Штубер нервно повел подбородком, однако задумчиво промолчал. Веяния, которые раскрывал перед ним Зонбах, буквально выбивали барона из той военно-политической колеи, в которой он до сих пор пребывал. Какое возрождение баварского трона?! Какая оккупация Австрии?! И вообще, что здесь, черт возьми, происходит?! Рейх на грани гибели, со всех сторон враги. А здесь, в сердце «Альпийской крепости», вовсю созревают весенние гроздья сепаратизма. Действует ли здесь служба СД? А чем занимается в этих краях гестапо? Неужели и в этих службах все дружно бросились примерять «баварские мундиры»?!

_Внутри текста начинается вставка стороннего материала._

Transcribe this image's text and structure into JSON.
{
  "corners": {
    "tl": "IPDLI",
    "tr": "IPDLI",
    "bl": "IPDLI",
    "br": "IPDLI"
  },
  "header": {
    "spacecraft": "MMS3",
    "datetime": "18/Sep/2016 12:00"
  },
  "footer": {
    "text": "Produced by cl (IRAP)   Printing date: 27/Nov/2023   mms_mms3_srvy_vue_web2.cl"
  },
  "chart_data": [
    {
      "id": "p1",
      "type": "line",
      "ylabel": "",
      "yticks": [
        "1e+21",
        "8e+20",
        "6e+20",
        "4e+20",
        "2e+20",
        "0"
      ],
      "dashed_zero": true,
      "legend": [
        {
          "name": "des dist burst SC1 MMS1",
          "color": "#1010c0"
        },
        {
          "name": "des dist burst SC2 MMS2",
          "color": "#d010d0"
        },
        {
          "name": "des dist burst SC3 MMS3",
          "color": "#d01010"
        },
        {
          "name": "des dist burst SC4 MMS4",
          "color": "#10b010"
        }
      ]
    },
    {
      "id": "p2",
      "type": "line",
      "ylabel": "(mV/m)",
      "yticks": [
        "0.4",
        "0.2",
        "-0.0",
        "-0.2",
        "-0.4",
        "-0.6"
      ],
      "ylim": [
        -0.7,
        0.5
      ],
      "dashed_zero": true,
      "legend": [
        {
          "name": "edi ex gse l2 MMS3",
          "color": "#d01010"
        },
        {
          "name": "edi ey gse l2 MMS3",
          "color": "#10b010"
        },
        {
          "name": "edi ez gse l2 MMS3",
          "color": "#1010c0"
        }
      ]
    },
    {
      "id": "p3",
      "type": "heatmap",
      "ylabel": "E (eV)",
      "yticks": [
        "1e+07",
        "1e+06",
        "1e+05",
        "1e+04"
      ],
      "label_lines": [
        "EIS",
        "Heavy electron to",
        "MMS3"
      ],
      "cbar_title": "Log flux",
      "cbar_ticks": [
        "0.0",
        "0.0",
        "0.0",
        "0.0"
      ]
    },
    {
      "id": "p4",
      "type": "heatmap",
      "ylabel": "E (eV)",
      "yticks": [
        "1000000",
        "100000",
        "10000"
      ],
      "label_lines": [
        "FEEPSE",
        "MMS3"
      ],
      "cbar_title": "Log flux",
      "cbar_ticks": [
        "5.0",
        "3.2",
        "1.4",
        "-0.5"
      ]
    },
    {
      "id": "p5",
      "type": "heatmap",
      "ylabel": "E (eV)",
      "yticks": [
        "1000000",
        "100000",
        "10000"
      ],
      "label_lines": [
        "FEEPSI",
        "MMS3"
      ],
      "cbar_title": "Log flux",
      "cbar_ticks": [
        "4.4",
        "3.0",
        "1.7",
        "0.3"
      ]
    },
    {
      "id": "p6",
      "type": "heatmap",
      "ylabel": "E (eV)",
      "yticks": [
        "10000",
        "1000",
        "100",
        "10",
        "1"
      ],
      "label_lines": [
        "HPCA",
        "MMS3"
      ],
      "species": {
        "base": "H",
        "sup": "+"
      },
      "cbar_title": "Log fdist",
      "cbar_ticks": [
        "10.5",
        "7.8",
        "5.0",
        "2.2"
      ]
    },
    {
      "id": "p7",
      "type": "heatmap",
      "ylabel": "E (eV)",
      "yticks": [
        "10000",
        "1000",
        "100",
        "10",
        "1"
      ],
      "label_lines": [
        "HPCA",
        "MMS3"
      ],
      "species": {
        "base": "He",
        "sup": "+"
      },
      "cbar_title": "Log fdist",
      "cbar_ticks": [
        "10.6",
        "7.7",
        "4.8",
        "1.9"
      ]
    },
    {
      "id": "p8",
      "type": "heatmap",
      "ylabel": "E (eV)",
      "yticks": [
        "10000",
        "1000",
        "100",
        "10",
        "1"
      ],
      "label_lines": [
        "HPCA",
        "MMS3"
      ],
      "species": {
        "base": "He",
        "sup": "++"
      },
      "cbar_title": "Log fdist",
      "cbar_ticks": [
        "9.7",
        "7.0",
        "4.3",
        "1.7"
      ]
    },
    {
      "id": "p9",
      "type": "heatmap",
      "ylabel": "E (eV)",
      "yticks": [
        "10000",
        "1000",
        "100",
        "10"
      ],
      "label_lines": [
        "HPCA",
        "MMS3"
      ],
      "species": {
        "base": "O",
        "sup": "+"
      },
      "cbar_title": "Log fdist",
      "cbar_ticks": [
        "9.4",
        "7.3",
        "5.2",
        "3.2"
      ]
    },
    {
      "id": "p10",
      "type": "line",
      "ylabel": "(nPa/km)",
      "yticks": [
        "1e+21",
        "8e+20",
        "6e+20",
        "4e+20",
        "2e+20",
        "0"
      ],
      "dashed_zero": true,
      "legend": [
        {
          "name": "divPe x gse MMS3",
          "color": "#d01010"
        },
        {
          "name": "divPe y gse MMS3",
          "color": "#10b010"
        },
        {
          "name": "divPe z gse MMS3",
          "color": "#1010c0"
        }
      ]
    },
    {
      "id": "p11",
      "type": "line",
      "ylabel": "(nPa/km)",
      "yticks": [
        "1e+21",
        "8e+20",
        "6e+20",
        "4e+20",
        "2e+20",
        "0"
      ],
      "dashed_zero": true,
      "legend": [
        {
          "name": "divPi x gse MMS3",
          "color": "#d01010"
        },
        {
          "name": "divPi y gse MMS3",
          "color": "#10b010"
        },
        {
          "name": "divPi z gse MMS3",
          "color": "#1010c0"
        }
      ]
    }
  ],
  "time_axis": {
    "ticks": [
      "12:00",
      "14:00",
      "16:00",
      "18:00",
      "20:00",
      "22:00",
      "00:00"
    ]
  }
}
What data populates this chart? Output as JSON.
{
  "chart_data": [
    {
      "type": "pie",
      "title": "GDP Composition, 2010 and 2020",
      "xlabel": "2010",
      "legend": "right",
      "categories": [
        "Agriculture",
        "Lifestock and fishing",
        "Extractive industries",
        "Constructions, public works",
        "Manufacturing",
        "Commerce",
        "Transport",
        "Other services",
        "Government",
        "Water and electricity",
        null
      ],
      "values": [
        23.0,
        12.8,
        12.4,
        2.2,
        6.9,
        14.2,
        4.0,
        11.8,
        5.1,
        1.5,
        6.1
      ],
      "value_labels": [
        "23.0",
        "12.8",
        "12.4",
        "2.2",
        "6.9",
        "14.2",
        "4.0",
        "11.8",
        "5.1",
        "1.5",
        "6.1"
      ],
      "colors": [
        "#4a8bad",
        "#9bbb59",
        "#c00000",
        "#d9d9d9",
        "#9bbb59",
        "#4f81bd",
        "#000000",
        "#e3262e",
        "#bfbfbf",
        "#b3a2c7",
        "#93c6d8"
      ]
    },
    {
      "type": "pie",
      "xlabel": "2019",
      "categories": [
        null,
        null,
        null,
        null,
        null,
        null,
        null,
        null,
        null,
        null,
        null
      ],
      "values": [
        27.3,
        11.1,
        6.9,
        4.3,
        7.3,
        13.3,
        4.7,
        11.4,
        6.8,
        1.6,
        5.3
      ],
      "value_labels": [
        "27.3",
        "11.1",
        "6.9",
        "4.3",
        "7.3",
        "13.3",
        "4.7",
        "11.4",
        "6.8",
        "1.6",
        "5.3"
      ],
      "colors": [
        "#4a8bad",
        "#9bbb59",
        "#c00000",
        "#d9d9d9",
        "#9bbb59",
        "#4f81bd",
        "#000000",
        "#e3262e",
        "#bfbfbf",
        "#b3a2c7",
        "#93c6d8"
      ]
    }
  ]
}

Впрочем, возмущаться он мог, сколько угодно. Вот только есть ли смысл хвататься за пистолет? Что это даст? Вот почему, придерживаясь им же сформулированного разведывательно-диверсионного постулата: «Научись вести диалог с собственным молчанием!», Вилли спокойно, почти заискивающе поинтересовался:
– Уж не видится ли им среди претендентов на трон фельдмаршал Рупрехт?
– Оказывается, даже для вас это не такая уж неожиданность, – просияло лицо Зонбаха. Если только это коричневатое лицо «эскимоса» способно было просиять. – Ведь даже вы вспомнили, что фельдмаршал Рупрехт носит титул кронпринца Баварии, а значит, обладает реальными правами на трон[6].
– Признаться, мне и в голову не приходило, что, благословляя нас на создание в Баварии «Альпийской крепости», фюрер не догадывается, что на самом деле пытается сотворить ее не на родине национал-социализма, а в самой вотчине баварских сепаратистов.
– Надеюсь, вы понимаете, что я просто обязан информировать вас как коменданта крепости о реальном положении вещей, – решил подстраховаться обер-лейтенант.
– Оперируя подобного рода информацией, я никогда не ссылаюсь на источники. Особенно в обществе старших офицеров СД и гестапо, – успокоил его штурмбаннфюрер.
Приглашая Скорцени на совещание, личный адъютант фюрера обергруппенфюрер СС Шауб по-дружески предупредил его, что речь пойдет об «Альпийской крепости». Гитлер не любил заранее извещать подчиненных о вопросах, которые будут затрагиваться в его монологах на собрании «рыцарей Вебельсберга», как он в последнее время предпочитал называть высших чинов СС. Возможно, потому и не извещал, что это развеивало бы эффект внезапности, на который фюрер всегда так уповал.
Вот почему, садясь в машину, которая должна была доставить его из «секретной квартиры СД», где он отсыпался после возвращения с плацдарма под Шведтом-на-Одере, обер-диверсант задавался вопросом: почему вдруг Шауб допустил эту утечку информации? Только ли из уважения к нему, как «к лучшему диверсанту мира», как любил преподносить подобные «снисхождения» адъютант фюрера? Или же по просьбе самого Гитлера, который таким образом хотел подготовить своего личного агента по особым поручениям к тому, чтобы он мог поддержать идею «Национального редута».
Но тогда возникает вопрос: а кто позволит себе, кто посмеет эту идею не поддержать? Кто решится возражать фюреру?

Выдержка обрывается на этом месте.